Allyn Gaestel| 30 March 2010| MediaGlobal (New York)|
Tuberculosis is worsened by financial and development problems, said Dr. Marcos Espinal, Executive Secretary of the Stop TB partnership, on World TB Day on 24 March. “TB is not a medical problem. It is a development issue. It is an economic problem. It’s a human rights situation.”
Tuberculosis is a curable disease that kills 1.8 million people each year. Nine million people contract the disease annually. With access to medication, it is curable. But many people do not have access and for those that do, a secondary issue can be multi-drug resistant TB (MDR-TB). MDR-TB occurs when patients develop resistance to first line TB drugs. TB medication must be taken diligently and regularly for at least six months. The length of treatment and the importance of strict adherence to the regime can be difficult to maintain, and if people are unable to complete the treatment they may develop resistance, which is much more difficult and expensive to treat.

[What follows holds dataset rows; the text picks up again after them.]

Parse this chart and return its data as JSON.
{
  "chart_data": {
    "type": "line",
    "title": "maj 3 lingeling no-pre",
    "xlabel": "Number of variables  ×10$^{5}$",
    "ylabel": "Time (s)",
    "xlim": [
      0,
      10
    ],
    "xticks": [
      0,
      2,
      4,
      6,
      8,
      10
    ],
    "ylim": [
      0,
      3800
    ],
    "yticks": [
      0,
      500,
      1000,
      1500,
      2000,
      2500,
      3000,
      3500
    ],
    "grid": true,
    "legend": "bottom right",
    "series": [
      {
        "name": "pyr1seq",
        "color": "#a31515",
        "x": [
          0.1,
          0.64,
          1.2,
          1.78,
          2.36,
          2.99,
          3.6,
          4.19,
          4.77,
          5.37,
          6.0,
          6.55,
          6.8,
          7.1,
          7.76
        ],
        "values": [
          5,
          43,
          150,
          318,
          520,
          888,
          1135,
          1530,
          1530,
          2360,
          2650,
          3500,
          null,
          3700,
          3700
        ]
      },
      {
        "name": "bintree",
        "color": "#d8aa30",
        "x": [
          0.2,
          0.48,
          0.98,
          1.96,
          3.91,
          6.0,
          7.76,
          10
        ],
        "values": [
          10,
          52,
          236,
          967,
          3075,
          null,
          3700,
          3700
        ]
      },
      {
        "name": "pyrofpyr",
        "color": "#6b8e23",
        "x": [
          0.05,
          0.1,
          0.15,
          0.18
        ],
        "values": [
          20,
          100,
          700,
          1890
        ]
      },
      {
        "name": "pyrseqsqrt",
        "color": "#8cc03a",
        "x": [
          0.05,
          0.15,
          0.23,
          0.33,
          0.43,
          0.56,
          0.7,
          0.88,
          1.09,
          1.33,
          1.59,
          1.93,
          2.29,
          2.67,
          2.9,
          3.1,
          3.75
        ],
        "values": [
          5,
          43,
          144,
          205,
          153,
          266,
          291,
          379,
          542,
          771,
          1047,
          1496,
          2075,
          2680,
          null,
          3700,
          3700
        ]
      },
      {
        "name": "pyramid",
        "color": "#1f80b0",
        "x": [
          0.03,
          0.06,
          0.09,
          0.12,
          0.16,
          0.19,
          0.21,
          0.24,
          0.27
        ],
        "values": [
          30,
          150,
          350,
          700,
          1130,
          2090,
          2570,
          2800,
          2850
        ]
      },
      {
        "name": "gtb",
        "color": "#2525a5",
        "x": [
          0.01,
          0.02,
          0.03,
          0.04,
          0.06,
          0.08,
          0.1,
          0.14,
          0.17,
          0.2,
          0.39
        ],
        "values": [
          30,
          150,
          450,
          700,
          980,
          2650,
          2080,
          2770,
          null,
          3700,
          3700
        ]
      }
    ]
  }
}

The World Health Organization released its annual report on MDR-TB this month and provided a new global estimate of 440,000 cases of MDR-TB. This is the highest reported number of cases since 2006 when MDR-TB was defined. This is in part because of increased data access. But the findings are nonetheless worrisome given that TB and MDR-TB can be mitigated given proper health systems and funding.
There is currently no fully effective vaccine against TB. Bacille Calmette Guerin (BCG) is a vaccine that is still used for children who have been exposed to the bacteria to avoid contracting disseminated forms of TB. But the vaccine is dated; it was first used in 1921 and it is not effective for adults. The best prevention method is quick diagnosis and access to treatment for all TB patients.
Dr Mario Raviglione, director of the Stop TB department at WHO, described to MediaGlobal the WHO’s global prevention strategy: “If you have a proper TB control program, you diagnose any case of TB. You diagnose all the cases as quickly as possible. By doing so you put the patients on treatment and you cap their transmissibility”
Diagnosing MDR-TB requires laboratories to be technically equipped to do rapid testing. Technology currently exists to provide test results in a matter of days, a procedure that used to take two months. While this technology is in use in developed countries, low-income countries often do not have this capacity. So WHO, along with several global partners and funding from UNITAID has created the EXPAND-TB program to increase the diagnostic capabilities of 27 developing countries. Raviglione explained to MediaGlobal, “We felt that laboratories are the weak link in TB control and particularly MDR-TB. Without laboratories we cannot make the diagnosis of MDR-TB.” So, he continued, the program aims equip developing countries with testing mechanisms that have previously only been available “in the north of the world, in the rich countries.” The lack of essential testing and care for TB patients reflects the economic and development problems that contribute to the epidemic.
Drug access is another issue in the global fight against TB. Once people do have access to testing, they need to take specific drugs regularly, sometimes for two years. Since most cases occur in low-income countries, there is little profitable motivation for drug companies to invest in producing and improving TB drugs. Raviglione described, “The drugs are unfortunately fairly rare drugs, with little interest by the industry in the world to produce them. Nevertheless, we have pushed for many years now to have more drugs available worldwide and to provide free access to these drugs.”
Governments and NGOs can apply for funding from the Green Light Committee (GLC) Initiative, which was created by WHO in 2000 to fund access to TB medication. Once a government or organization is accepted by the GLC, there is still a procurement process during which the drugs are specially ordered and produced by companies primarily located in India and China. In 2009, more than 19,000 patients were enrolled in programs funded by the GLC, but this still only represents a small number of the 440,000 MDR-TB patients worldwide.
WHO emphasizes that countries need to prioritize their own TB programs and provide domestic funding to scale up diagnosis and treatment. Forty-eight of 71 countries that provided complete TB data to WHO had achieved international standards, and where care is available, there is a 60 percent treatment rate for MDR-TB.
Raviglione emphasized the positive findings to MediaGlobal, but aimed to leverage the success stories into motivation for improved TB programs around the world. “There is a positive message out there which is that countries that have done the proper job are managing now to push the MDR-TB down. Which means simply that we have to increase the effort and intensify the effort.” With proper economic commitments and development, the TB epidemic can be controlled and reduced.